# Why is only assuming $\mathfrak g$ is nilpotent as a Lie algebra not sufficient for Engel's theorem?

On the wikipedia page of Engel's theorem it says that "if we merely have a Lie algebra of matrices which is nilpotent as a Lie algebra, then this conclusion does not follow", meaning that it might not be possible to choose a basis in which all elements are upper triangular. Can someone give me an example and explain why is this true for the adjoint representation? Is it because its kernel is commutative?

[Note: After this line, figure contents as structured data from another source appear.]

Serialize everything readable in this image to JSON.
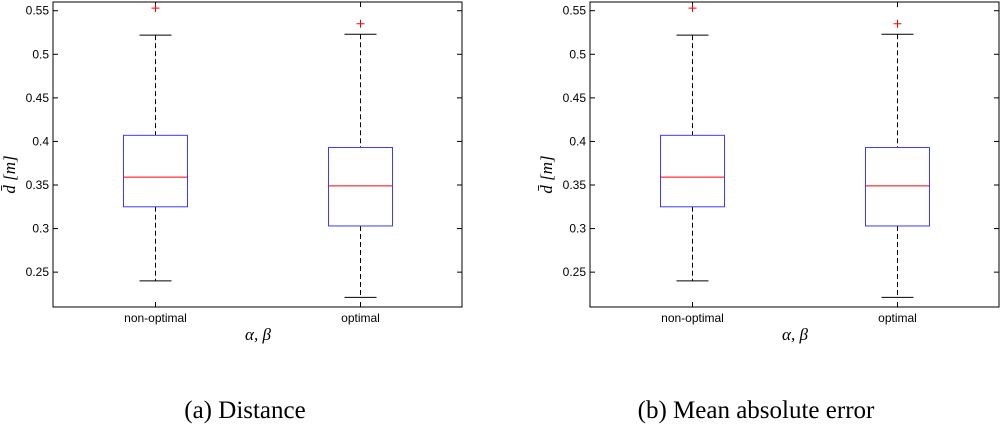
{
  "figure": {
    "captions": [
      "(a)  Distance",
      "(b)  Mean absolute error"
    ]
  },
  "chart_data": [
    {
      "type": "box",
      "title": "",
      "xlabel": "α, β",
      "ylabel": "d̄ [m]",
      "categories": [
        "non-optimal",
        "optimal"
      ],
      "ylim": [
        0.21,
        0.56
      ],
      "yticks": [
        0.25,
        0.3,
        0.35,
        0.4,
        0.45,
        0.5,
        0.55
      ],
      "ytick_labels": [
        "0.25",
        "0.3",
        "0.35",
        "0.4",
        "0.45",
        "0.5",
        "0.55"
      ],
      "grid": false,
      "boxes": [
        {
          "category": "non-optimal",
          "whisker_low": 0.24,
          "q1": 0.325,
          "median": 0.359,
          "q3": 0.407,
          "whisker_high": 0.522,
          "outliers": [
            0.553
          ]
        },
        {
          "category": "optimal",
          "whisker_low": 0.221,
          "q1": 0.303,
          "median": 0.349,
          "q3": 0.393,
          "whisker_high": 0.523,
          "outliers": [
            0.535
          ]
        }
      ],
      "colors": {
        "box": "#3b3bff",
        "median": "#ff0000",
        "whisker": "#000000",
        "outlier": "#ff0000"
      }
    },
    {
      "type": "box",
      "title": "",
      "xlabel": "α, β",
      "ylabel": "d̄ [m]",
      "categories": [
        "non-optimal",
        "optimal"
      ],
      "ylim": [
        0.21,
        0.56
      ],
      "yticks": [
        0.25,
        0.3,
        0.35,
        0.4,
        0.45,
        0.5,
        0.55
      ],
      "ytick_labels": [
        "0.25",
        "0.3",
        "0.35",
        "0.4",
        "0.45",
        "0.5",
        "0.55"
      ],
      "grid": false,
      "boxes": [
        {
          "category": "non-optimal",
          "whisker_low": 0.24,
          "q1": 0.325,
          "median": 0.359,
          "q3": 0.407,
          "whisker_high": 0.522,
          "outliers": [
            0.553
          ]
        },
        {
          "category": "optimal",
          "whisker_low": 0.221,
          "q1": 0.303,
          "median": 0.349,
          "q3": 0.393,
          "whisker_high": 0.523,
          "outliers": [
            0.535
          ]
        }
      ],
      "colors": {
        "box": "#3b3bff",
        "median": "#ff0000",
        "whisker": "#000000",
        "outlier": "#ff0000"
      }
    }
  ]
}
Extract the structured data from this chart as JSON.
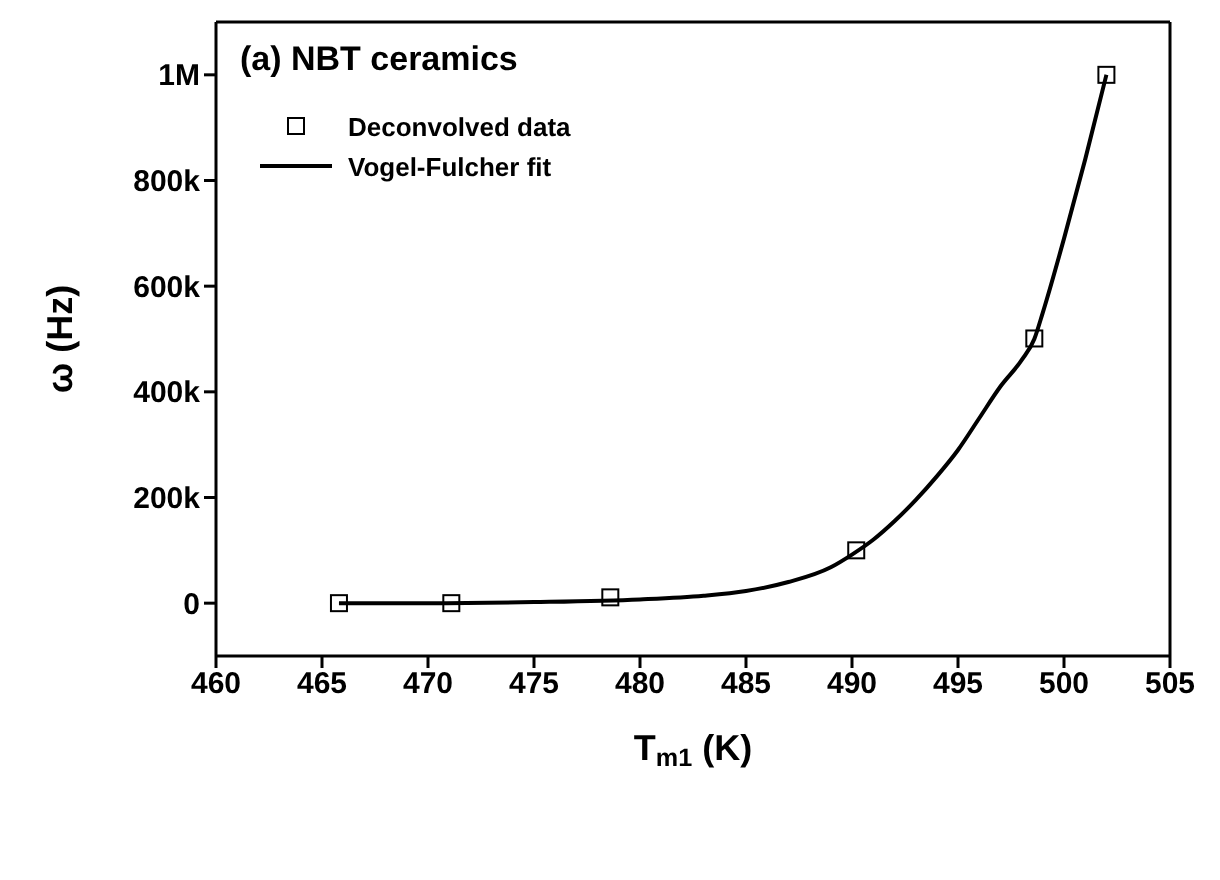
{
  "chart_data": {
    "type": "scatter",
    "title": "(a) NBT ceramics",
    "xlabel": "T$_{m1}$ (K)",
    "ylabel": "ω (Hz)",
    "xlim": [
      460,
      505
    ],
    "xticks": [
      460,
      465,
      470,
      475,
      480,
      485,
      490,
      495,
      500,
      505
    ],
    "ylim": [
      -100000,
      1100000
    ],
    "yticks": [
      {
        "value": 0,
        "label": "0"
      },
      {
        "value": 200000,
        "label": "200k"
      },
      {
        "value": 400000,
        "label": "400k"
      },
      {
        "value": 600000,
        "label": "600k"
      },
      {
        "value": 800000,
        "label": "800k"
      },
      {
        "value": 1000000,
        "label": "1M"
      }
    ],
    "legend": "top left",
    "series": [
      {
        "name": "Deconvolved data",
        "marker": "square",
        "color": "#000000",
        "x": [
          465.8,
          471.1,
          478.6,
          490.2,
          498.6,
          502.0
        ],
        "values": [
          0,
          0,
          11000,
          100000,
          501000,
          1000000
        ]
      },
      {
        "name": "Vogel-Fulcher fit",
        "type": "line",
        "marker": "none",
        "line_style": "solid",
        "color": "#000000",
        "x": [
          465.8,
          470,
          475,
          480,
          483,
          485,
          487,
          489,
          490,
          491,
          492,
          493,
          494,
          495,
          496,
          497,
          498,
          498.6,
          499,
          500,
          501,
          502
        ],
        "values": [
          0,
          0,
          2000,
          7000,
          14000,
          23000,
          40000,
          68000,
          92000,
          120000,
          155000,
          195000,
          240000,
          290000,
          350000,
          410000,
          460000,
          500000,
          550000,
          690000,
          840000,
          1000000
        ]
      }
    ]
  }
}
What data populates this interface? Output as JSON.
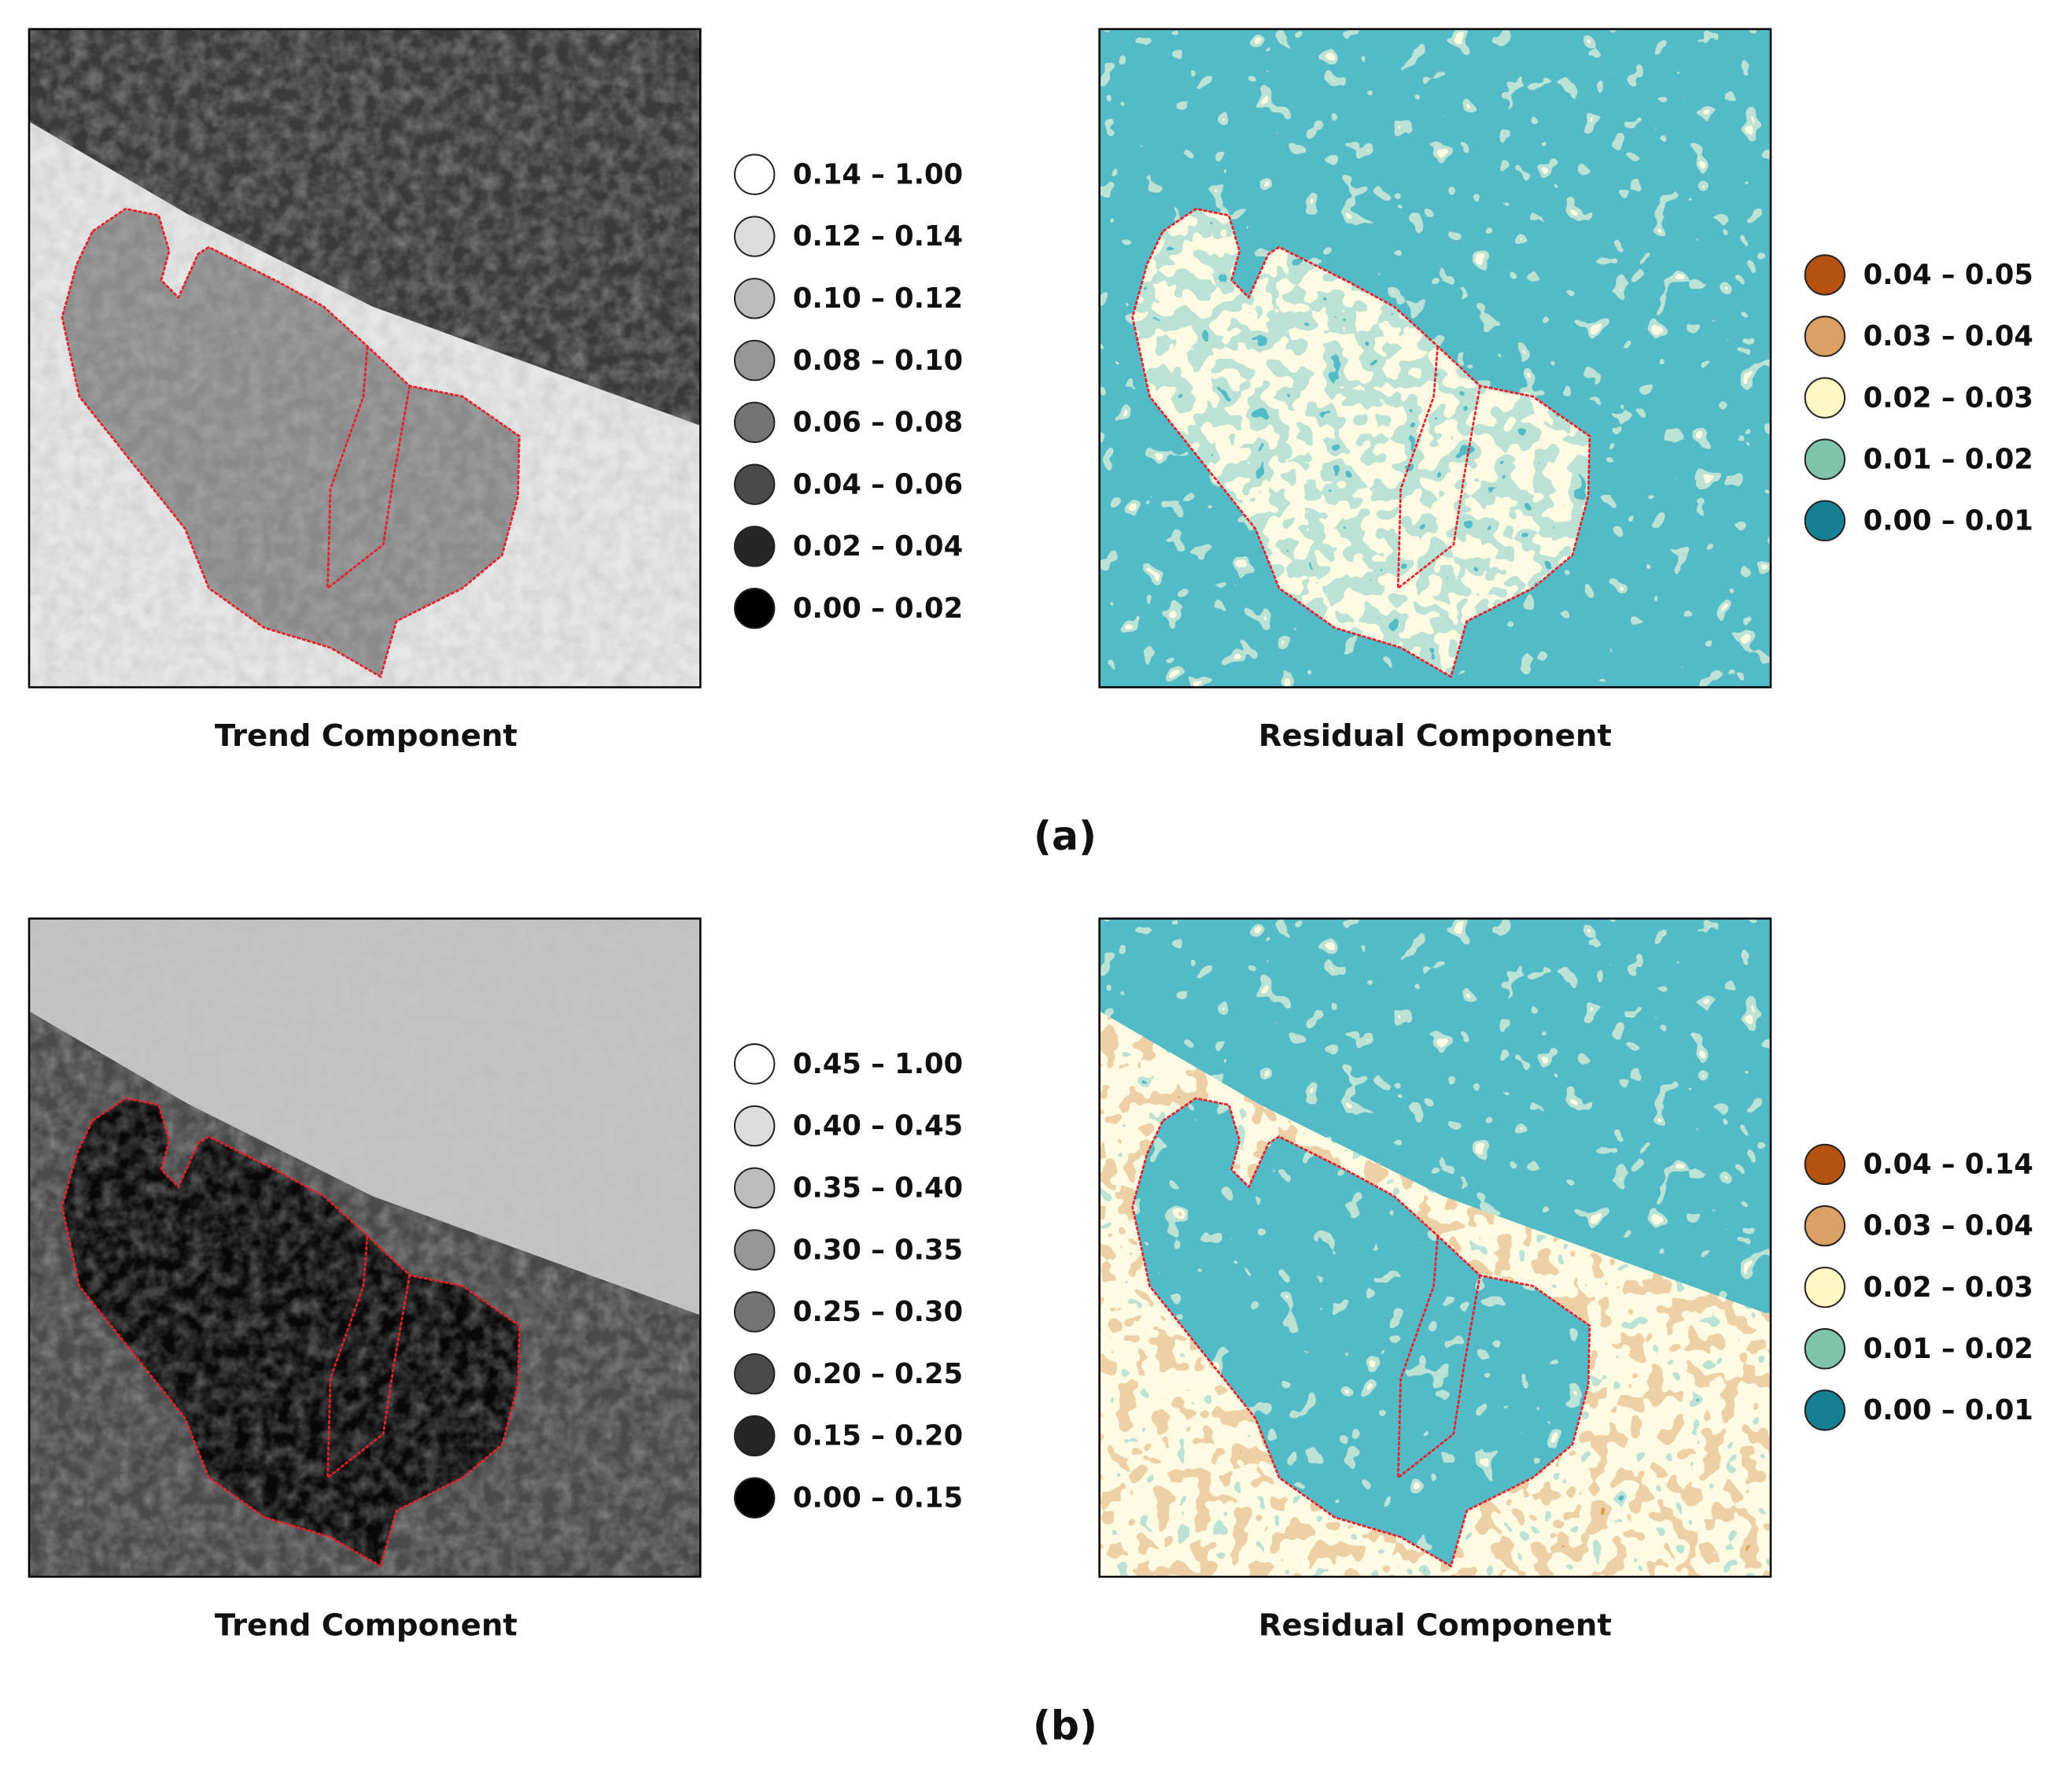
{
  "panels": [
    {
      "label": "(a)",
      "trend": {
        "caption": "Trend Component",
        "legend": [
          {
            "label": "0.14 – 1.00",
            "color": "#ffffff"
          },
          {
            "label": "0.12 – 0.14",
            "color": "#dcdcdc"
          },
          {
            "label": "0.10 – 0.12",
            "color": "#bdbdbd"
          },
          {
            "label": "0.08 – 0.10",
            "color": "#969696"
          },
          {
            "label": "0.06 – 0.08",
            "color": "#737373"
          },
          {
            "label": "0.04 – 0.06",
            "color": "#4a4a4a"
          },
          {
            "label": "0.02 – 0.04",
            "color": "#262626"
          },
          {
            "label": "0.00 – 0.02",
            "color": "#000000"
          }
        ]
      },
      "residual": {
        "caption": "Residual Component",
        "legend": [
          {
            "label": "0.04 – 0.05",
            "color": "#b5520f"
          },
          {
            "label": "0.03 – 0.04",
            "color": "#dca064"
          },
          {
            "label": "0.02 – 0.03",
            "color": "#fff8c2"
          },
          {
            "label": "0.01 – 0.02",
            "color": "#7fc3a9"
          },
          {
            "label": "0.00 – 0.01",
            "color": "#167f92"
          }
        ]
      }
    },
    {
      "label": "(b)",
      "trend": {
        "caption": "Trend Component",
        "legend": [
          {
            "label": "0.45 – 1.00",
            "color": "#ffffff"
          },
          {
            "label": "0.40 – 0.45",
            "color": "#dcdcdc"
          },
          {
            "label": "0.35 – 0.40",
            "color": "#bdbdbd"
          },
          {
            "label": "0.30 – 0.35",
            "color": "#969696"
          },
          {
            "label": "0.25 – 0.30",
            "color": "#737373"
          },
          {
            "label": "0.20 – 0.25",
            "color": "#4a4a4a"
          },
          {
            "label": "0.15 – 0.20",
            "color": "#262626"
          },
          {
            "label": "0.00 – 0.15",
            "color": "#000000"
          }
        ]
      },
      "residual": {
        "caption": "Residual Component",
        "legend": [
          {
            "label": "0.04 – 0.14",
            "color": "#b5520f"
          },
          {
            "label": "0.03 – 0.04",
            "color": "#dca064"
          },
          {
            "label": "0.02 – 0.03",
            "color": "#fff8c2"
          },
          {
            "label": "0.01 – 0.02",
            "color": "#7fc3a9"
          },
          {
            "label": "0.00 – 0.01",
            "color": "#167f92"
          }
        ]
      }
    }
  ]
}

• One of equivalent definitions of a nilpotent Lie algebra is that its action on the adjoint representation is by nilpotent endomorphisms (this property easily follows from the definition of a nilpotent Lie algebra on Wikipedia; that the converse implication also holds follows from Engel's theorem). Thus Engel's theorem applies directly to the adjoint representation. Mar 27, 2021 at 0:18

Let our ground field be $$\mathbb C$$ (but notice nothing depends on that).
Example 1: Let $$\mathfrak g_1 = \{\pmatrix{x&0\\0&x}: x \in \mathbb C \}$$. You will agree that this one-dimensional Lie algebra is abelian, i.e. (more than) nilpotent, but that these matrices cannot all be brought in strictly upper triangular form.
Example 2: Let $$\mathfrak g_2$$ be the two-dimensional abelian (i.e. $$[e_1,e_2]=0$$) Lie algebra with basis $$e_1, e_2$$. Define a representation $$\rho : \mathfrak g_2 \rightarrow \mathfrak{gl}_2(\mathbb C)$$ via $$\rho(e_1) := \pmatrix{1&0\\0&1}, \rho(e_2) := \pmatrix{0&0\\0&0}$$. Check that the kernel pf $$\rho$$ is commutative, but its image is isomorphic to our first example $$\mathfrak g_1$$, in particular still cannot be brought to strictly upper triangular form, in spite of $$\mathfrak g_2$$ being nilpotent.
Exercise 1: Come up with more examples. What about a nilpotent (e.g. abelian) Lie algebra, of dimension $$6$$, made up of $$27\times 27$$-matrices some of which are diagonal, some of which have imaginary eigenvalues, some of which are upper and some lower triangular?
Exercise 2: What are the adjoint representations of $$\mathfrak g_1, \mathfrak g_2$$? What does the adjoint representation take into consideration which the identical representation of $$\mathfrak g_1$$ and the representation $$\rho$$ of $$\mathfrak g_2$$ do not care about?